Madencilik uzun vadeli planlama ve yatırım gerektiren bir işkolu olup, üretilecek madenin sürekliliği ve bu manada arz güvenliği gerek satıcı gerekse alıcılar için son derece önemlidir. Bu piyasada alıcılar satın almaya karar verdikleri madenin üretim devamlılığını önemsemekte, bu bağlamda ruhsat güvenliği aramakta, bundan tereddüte düştüklerinde ise anlaşma imzalamaya yanaşmayabilmektedirler. Maden şirketleri ise kısa süreli olarak verilen izinlerde ekonomik anlamda önünü görememekte, sağlıklı bir üretim planlaması yapamamakta, taahhütlere girememekte ve dolayısıyla pazar payını geliştiremediği gibi olanı da kaybetmektedir. Bu yüzden izinlerin verilmesinde ruhsat süresinin dikkate alınması önem arz etmektedir ve Maden Kanununun 7. maddesi gereği alınması gereken izinler (ÇED izni, orman izni v.b.) de ruhsat süresine paralel olmak zorundadır, nitekim bu husus Kanun ve Yönetmelikler ile güvence altına alınmaya çalışılmıştır.
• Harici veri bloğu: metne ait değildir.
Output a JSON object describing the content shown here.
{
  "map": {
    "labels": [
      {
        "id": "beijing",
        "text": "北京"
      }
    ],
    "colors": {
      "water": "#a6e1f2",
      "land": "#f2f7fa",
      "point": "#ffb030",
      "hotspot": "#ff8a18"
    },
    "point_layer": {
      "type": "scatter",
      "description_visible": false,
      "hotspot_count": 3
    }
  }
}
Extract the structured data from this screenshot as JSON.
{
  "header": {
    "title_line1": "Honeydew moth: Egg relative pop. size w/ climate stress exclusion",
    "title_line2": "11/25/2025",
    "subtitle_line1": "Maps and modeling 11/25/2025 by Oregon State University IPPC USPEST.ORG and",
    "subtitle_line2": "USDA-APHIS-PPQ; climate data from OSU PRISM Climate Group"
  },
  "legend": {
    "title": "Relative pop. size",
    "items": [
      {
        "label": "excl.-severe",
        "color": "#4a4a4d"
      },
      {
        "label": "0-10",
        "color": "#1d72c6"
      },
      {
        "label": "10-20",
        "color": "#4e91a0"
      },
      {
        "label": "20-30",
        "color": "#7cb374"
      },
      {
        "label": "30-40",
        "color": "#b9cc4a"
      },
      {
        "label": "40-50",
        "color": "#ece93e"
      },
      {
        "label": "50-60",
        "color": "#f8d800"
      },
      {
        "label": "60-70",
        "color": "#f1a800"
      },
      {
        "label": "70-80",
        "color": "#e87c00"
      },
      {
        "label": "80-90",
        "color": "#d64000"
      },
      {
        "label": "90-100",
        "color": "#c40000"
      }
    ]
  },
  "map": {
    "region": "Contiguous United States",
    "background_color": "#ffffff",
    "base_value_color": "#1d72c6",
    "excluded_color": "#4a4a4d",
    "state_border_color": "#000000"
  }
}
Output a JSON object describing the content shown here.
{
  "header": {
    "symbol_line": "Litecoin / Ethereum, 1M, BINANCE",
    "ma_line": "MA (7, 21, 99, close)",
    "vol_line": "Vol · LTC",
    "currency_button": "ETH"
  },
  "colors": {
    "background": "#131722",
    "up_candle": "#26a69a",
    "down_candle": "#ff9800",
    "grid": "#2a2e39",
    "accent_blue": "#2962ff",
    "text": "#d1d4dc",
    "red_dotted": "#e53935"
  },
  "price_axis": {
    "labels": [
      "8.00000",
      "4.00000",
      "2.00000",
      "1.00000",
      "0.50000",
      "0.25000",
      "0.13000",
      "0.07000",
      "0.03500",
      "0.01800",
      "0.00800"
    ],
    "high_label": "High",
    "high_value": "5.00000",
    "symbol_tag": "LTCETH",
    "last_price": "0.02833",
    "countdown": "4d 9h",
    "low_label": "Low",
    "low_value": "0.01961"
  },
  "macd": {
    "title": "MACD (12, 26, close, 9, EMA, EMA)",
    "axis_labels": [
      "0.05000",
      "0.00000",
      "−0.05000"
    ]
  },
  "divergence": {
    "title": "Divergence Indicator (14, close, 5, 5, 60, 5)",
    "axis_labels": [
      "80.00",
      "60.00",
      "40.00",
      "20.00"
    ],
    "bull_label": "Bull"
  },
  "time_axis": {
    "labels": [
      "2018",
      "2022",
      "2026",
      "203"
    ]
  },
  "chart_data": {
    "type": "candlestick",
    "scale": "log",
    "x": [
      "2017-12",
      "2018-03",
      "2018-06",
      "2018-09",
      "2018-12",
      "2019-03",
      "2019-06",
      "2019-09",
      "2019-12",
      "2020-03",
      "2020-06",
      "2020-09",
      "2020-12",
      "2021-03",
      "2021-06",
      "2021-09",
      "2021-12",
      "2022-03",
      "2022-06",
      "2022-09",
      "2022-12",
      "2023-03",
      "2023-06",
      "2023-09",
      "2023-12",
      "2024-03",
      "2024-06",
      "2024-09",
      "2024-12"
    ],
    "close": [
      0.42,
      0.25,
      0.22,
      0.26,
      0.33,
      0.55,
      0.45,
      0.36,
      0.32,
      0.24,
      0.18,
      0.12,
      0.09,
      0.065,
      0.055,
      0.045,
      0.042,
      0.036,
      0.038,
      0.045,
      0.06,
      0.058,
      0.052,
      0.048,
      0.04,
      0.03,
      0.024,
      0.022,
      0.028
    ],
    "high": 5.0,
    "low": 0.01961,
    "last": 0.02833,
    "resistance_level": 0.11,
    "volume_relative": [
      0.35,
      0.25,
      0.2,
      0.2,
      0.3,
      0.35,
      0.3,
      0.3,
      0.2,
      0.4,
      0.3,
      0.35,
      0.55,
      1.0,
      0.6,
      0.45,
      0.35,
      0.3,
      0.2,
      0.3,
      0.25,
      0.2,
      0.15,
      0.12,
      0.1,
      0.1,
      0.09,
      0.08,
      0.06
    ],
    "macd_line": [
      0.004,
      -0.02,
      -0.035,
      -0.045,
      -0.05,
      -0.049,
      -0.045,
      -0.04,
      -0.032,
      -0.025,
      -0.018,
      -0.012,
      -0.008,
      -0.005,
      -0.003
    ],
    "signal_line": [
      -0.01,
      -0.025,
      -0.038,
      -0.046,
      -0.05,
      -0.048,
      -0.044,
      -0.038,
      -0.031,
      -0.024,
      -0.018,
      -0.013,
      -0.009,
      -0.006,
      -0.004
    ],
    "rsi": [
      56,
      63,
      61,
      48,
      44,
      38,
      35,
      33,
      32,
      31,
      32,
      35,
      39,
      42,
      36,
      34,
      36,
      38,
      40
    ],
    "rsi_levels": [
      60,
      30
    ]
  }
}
Orman Genel Müdürlüğü tarafından izinlerin ruhsat süresi dikkate alınmadan ve çok kısa ve sınırlı süreler için verilmesi Anayasanın 48. maddesine de uygun düşmemektedir. Çünkü Anayasanın bu maddesinde devletin, özel teşebbüslerin milli ekonominin gereklerine ve sosyal amaçlara uygun yürümesini, güvenlik ve kararlılık içinde çalışmasını sağlayacak tedbirleri almak zorunda olduğu yazılıdır.